Just how big is the tech-skills gap, anyway? Firms in various industries, but especially IT, have long argued they have to hire foreign workers because there just aren't enough qualified Americans. But critics say visas for guest workers are often abused, used to justify hiring cheap foreign labor at the expense of American workers. Last week, Infosys, the Indian outsourcing firm, agreed to a $35 million settlement over government allegations it used fraud to obtain cheap visitor visas for workers rather than the more expensive worker visas.

Quote:

"[Using foreign workers] is an extraordinarily profitable business model, [with] more than 25 percent net margins, that is bad for American workers as well as the American economy."—Ron Hira, a public policy professor at the Rochester Institute of Technology

A billion here, a billion there

Notes:

How are things in the ionosphere? Well, among the fraction of a fraction of the one percent, things are just dandy, thank you. In fact, billionaires have seen their net worth more than double since the depths of the financial crisis in 2009, to $6.5 trillion from $3.1 trillion.
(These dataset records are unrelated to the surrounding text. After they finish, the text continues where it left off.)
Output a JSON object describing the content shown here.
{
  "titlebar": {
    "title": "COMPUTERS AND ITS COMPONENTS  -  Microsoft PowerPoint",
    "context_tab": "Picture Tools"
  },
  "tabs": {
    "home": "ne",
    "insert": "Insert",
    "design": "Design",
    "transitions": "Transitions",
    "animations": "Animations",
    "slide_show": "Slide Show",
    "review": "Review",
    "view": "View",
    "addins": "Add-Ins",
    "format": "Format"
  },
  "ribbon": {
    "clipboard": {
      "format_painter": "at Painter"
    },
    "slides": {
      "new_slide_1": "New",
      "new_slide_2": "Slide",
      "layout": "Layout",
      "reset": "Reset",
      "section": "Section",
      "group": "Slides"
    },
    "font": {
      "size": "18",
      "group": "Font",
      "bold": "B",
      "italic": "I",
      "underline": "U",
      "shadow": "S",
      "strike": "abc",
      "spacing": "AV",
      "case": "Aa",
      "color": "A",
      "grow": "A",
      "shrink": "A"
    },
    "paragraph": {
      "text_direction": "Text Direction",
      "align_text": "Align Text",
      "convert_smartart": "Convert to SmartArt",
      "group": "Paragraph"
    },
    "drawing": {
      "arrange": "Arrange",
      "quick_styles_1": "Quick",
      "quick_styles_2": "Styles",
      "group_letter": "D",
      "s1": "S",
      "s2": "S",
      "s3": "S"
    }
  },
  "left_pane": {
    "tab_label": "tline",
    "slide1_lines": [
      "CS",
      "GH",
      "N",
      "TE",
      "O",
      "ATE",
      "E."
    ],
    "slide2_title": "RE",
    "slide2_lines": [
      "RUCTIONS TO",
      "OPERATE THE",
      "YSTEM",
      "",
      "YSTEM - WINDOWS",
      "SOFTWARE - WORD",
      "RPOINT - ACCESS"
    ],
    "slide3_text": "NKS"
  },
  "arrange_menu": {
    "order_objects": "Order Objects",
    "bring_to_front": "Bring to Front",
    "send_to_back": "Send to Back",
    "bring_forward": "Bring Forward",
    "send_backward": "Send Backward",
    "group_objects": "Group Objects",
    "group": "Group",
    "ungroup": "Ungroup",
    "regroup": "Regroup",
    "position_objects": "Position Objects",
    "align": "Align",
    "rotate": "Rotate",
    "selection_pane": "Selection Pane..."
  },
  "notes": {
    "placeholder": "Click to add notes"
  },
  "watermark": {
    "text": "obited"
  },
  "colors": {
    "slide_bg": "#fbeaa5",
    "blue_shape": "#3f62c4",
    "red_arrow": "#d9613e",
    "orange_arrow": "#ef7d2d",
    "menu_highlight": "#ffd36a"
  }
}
And their ranks have grown by 810, to 2,170. Most are entrepreneurial men whose wealth comes from private companies. About 60 percent can be classified as self-made, while 20 percent inherited their wealth and 20 percent got a good start with inheritance. New York is the top city for billionaires, with 96 of them, and the U.S. is the top country, with 515, about three times the number in China, which is second. But for newly minted billionaires, look to Asia, where billionaire assets grew by nearly 13 percent over the past year.